Although research in Africa has made a substantial contribution to progress in improving the delivery of effective interventions against communicable diseases such as HIV, tuberculosis and malaria, research on NCDs has lagged behind that on communicable diseases. An effective response to health transition requires research on delivering effective interventions for NCDs as well as for communicable diseases. Cost-effective interventions for chronic NCDs are available [23] and successful primary care approaches to NCD care in developing countries have been developed (e.g. a model in rural South Africa) [24]. As the health service entry point for the vast majority of people, primary care is the key element in the health system response to health transition, playing a pivotal role in the delivery of prevention and care interventions for communicable diseases and NCDs [15]. In place of the current approach to primary care of people with chronic NCDs, which is often unstructured and inadequate, a programmatic public health framework for NCDs has been proposed [25] which builds on the experience of standardized diagnostic and management protocols and information management systems for HIV and tuberculosis interventions [26]. The response to health transition may be improved through the development of primary care services that cut across conventional categories of communicable diseases and NCDs. Health system research is needed on the effectiveness of these proposals for an improved response to health transition and on scaling-up effective approaches in large-scale delivery programmes [15].

Policy research

Research on health intervention delivery programmes complements the more upstream, policy-oriented research priorities identified through a "grand challenge" exercise [27]. Evaluation of the relevance and effectiveness of these global policy research priorities is necessary in different settings, including in Africa as part of the overall research agenda for health transition.

Conclusions

While global attention on health transition has largely been on India and China [28], we should take the advancing wave of health transition in Africa seriously.
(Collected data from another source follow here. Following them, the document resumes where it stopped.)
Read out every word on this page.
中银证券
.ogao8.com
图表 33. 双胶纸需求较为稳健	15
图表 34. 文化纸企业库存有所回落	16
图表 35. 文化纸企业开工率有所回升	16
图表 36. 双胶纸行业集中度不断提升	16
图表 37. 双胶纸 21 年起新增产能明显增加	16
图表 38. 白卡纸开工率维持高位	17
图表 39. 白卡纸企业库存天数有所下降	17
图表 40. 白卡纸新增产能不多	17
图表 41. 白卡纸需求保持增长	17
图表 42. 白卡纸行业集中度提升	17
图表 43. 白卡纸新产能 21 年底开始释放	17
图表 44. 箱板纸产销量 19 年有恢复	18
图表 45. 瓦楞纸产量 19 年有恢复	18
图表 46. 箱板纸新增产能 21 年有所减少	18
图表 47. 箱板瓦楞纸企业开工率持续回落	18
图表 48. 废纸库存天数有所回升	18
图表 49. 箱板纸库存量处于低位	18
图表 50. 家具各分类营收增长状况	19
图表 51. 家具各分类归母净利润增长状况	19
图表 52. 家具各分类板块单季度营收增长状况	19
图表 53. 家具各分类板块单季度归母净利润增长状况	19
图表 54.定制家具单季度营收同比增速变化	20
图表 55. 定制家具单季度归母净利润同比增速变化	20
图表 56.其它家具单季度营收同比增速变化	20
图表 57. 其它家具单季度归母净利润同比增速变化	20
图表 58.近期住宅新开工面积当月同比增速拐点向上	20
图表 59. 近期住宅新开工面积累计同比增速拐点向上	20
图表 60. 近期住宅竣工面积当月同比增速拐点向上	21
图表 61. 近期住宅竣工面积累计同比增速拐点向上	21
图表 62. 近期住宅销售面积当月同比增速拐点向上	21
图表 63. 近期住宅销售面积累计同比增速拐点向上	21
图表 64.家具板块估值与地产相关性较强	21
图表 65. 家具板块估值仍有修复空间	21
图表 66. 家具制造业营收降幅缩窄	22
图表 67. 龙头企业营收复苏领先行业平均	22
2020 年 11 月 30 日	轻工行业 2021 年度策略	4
It is time to capitalise on the global policy environment becoming more favourable to action on health transition in Africa [29, 30] and implement a research agenda on health transition which builds on the well established research agenda for communicable diseases such as HIV [31] and malaria [32] and on recent contributions to the agenda for NCDs [16]. Alliances such as the Global Alliance for Chronic Diseases [28] have a key role to play in Africa as well as in other regions by building research capacity and mobilizing the necessary investments [33].

N.B. The views of DM are not necessarily those of the Medical Research Council (UK).

Funding

DM is the head of a research programme in Uganda funded by the Medical Research Council (UK).